EASY-FIRE sind Brandschutzkissen zur feuerbeständigen und rauchgasdichten Abdichtung von Wand- und Deckendurchbrüchen. Sie ermöglichen einen flexiblen, staubfreien Einbau und kommen dort zum Einsatz, wo Kabel häufig nachgerüstet werden. Die Brandschutzkissen lassen sich problemlos entfernen und schnell wieder anbringen. Das EASY FIRE Abschottungssystem eignet sich für Durchführungen von Elektrokabeln, Kabelbündeln und Lichtwellenleitern aller Art.
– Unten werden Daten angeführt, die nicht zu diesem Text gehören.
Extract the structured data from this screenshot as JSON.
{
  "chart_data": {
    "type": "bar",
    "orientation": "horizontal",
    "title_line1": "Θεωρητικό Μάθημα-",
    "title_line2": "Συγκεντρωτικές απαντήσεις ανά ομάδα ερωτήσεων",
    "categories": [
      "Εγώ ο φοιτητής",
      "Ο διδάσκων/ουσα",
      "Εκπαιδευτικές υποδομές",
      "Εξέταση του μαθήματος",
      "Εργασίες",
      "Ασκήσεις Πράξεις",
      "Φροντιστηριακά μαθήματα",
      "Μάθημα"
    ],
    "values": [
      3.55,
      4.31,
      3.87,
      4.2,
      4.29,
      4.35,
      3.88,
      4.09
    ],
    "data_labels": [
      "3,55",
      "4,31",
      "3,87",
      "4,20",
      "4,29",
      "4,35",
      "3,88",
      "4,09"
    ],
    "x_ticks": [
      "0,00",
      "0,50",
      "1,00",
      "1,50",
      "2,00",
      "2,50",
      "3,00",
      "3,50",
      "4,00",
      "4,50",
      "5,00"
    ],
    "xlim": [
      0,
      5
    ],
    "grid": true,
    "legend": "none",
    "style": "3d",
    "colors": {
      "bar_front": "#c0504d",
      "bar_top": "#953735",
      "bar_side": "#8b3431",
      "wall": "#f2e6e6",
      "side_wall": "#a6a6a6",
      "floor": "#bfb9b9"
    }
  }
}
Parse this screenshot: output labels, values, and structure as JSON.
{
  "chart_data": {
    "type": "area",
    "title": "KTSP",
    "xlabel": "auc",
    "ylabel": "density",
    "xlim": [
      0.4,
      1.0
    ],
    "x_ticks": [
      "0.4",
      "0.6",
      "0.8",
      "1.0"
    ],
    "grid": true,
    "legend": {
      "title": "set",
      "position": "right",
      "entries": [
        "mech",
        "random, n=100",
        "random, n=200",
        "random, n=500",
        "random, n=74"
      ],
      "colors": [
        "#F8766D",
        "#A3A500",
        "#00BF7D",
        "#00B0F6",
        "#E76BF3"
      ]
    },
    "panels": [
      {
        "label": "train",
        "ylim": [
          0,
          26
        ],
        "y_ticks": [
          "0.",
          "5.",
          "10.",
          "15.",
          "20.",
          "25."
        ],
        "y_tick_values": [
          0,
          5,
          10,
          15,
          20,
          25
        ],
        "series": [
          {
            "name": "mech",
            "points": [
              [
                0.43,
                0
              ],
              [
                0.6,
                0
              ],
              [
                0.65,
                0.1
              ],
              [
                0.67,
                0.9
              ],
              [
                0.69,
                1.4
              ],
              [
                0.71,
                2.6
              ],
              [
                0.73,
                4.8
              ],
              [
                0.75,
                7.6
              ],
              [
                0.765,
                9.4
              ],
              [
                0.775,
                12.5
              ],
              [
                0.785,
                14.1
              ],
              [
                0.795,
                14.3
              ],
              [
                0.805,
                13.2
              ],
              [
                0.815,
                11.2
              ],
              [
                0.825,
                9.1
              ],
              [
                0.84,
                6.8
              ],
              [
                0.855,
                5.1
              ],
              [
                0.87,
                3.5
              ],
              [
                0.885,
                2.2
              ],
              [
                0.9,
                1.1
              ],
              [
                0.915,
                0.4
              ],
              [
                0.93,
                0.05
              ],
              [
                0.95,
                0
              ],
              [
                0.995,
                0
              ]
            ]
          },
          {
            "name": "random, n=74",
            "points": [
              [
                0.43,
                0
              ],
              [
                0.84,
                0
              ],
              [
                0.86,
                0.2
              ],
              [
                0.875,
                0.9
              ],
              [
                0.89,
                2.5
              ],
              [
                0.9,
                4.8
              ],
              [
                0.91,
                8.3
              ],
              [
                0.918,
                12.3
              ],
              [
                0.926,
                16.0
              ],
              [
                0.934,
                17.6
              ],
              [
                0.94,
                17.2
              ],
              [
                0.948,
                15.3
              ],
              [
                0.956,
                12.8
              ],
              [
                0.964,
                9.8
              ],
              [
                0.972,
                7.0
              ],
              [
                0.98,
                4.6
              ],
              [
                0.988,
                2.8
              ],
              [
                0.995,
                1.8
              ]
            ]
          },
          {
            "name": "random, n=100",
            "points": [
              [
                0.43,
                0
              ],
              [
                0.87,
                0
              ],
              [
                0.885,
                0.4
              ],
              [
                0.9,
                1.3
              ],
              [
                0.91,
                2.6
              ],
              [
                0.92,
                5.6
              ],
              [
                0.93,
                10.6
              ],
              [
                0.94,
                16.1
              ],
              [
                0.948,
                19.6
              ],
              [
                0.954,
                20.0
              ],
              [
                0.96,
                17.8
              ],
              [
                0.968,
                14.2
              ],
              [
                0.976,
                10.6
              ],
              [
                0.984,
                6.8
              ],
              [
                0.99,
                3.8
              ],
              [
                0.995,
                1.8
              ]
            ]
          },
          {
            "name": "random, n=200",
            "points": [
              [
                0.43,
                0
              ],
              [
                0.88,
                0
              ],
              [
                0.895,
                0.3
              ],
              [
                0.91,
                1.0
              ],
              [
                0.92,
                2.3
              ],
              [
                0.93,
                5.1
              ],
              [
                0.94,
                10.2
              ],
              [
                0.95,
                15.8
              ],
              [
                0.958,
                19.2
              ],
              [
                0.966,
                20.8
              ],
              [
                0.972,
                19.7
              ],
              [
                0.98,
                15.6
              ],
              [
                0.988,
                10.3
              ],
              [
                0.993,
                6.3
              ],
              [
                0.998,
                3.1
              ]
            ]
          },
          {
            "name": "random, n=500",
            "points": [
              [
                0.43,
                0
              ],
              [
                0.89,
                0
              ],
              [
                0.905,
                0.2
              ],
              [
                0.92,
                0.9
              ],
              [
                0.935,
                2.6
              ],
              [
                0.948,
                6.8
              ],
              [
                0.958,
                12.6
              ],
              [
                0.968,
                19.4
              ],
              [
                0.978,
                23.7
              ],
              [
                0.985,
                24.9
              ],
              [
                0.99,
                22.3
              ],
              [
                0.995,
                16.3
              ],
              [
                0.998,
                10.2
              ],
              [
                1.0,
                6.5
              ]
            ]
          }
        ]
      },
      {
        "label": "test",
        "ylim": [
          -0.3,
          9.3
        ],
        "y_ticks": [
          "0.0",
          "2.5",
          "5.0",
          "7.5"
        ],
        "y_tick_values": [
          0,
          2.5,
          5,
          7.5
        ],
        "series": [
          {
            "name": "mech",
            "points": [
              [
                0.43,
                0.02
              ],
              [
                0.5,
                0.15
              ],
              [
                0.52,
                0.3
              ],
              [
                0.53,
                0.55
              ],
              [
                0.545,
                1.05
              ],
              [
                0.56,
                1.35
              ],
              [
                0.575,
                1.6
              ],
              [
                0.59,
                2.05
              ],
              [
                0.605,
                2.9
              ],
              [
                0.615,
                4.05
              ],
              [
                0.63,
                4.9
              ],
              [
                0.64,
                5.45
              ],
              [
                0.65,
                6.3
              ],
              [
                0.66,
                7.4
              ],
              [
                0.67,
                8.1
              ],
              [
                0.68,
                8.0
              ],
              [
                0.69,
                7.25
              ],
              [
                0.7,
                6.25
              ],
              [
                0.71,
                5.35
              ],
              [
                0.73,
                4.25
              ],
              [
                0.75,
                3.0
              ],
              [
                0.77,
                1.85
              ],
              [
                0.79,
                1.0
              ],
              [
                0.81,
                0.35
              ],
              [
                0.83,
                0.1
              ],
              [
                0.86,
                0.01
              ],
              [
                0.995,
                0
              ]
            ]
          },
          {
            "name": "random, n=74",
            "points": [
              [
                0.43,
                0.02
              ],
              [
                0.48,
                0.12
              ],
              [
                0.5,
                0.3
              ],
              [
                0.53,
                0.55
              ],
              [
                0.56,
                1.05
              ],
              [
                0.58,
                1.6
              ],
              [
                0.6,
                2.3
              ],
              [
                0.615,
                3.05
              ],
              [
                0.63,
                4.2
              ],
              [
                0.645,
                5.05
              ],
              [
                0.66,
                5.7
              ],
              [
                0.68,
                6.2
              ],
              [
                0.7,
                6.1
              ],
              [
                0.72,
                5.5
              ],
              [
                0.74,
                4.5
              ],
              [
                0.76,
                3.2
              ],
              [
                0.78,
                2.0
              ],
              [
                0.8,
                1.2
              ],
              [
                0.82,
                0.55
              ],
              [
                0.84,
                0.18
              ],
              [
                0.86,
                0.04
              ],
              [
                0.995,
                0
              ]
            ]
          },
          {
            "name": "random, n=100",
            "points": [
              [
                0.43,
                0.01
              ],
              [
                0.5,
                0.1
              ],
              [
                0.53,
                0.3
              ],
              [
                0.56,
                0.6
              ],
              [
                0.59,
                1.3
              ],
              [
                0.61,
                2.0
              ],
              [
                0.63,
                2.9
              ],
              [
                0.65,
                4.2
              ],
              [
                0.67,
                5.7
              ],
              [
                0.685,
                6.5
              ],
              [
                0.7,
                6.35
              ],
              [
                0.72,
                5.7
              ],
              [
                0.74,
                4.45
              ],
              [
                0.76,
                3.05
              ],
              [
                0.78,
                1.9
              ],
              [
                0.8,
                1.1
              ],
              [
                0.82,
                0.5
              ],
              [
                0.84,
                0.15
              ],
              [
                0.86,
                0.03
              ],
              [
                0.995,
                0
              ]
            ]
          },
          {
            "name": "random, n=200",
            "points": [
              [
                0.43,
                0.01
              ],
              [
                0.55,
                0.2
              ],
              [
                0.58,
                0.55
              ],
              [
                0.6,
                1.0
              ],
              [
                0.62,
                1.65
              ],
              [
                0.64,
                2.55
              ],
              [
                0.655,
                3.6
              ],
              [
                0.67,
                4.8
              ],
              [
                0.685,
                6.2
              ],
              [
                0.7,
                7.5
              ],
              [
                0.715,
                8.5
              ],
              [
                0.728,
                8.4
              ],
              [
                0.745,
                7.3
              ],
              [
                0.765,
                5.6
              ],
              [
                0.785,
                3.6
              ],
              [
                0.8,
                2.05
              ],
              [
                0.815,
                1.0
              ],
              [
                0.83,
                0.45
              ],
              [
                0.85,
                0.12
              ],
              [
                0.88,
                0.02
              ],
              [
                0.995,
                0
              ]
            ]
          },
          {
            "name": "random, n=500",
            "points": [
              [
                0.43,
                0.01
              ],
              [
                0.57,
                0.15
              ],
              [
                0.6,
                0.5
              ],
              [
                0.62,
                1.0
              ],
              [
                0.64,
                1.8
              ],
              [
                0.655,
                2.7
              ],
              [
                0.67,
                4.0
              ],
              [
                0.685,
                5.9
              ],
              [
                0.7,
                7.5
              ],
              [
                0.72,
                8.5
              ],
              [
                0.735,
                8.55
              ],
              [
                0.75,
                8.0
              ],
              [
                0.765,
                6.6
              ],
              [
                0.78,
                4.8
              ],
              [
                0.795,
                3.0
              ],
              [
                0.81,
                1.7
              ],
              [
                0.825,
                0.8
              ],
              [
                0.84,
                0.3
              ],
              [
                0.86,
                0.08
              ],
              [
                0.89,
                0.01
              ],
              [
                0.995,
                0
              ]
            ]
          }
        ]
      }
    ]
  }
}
Auch Kabeltragekonstruktionen aus Stahl, Aluminium oder Kunststoffprofilen dürfen durch das Kabelschott geführt werden.

EASY FIRE – die Vorteile auf einen Blick.

• Feuerwiderstandsklasse S90

• hohe Nachbelegungsflexibilität

• kostengünstiger Einsatz von Brandschutzblöcken in 3 Größen

• auch für Kernbohrungen Ø 70 mm bis Ø 300 mm einsetzbar

• für Kabelbündel bis Ø 200 mm (einzelne Kabeldurchmesser bis 22 mm)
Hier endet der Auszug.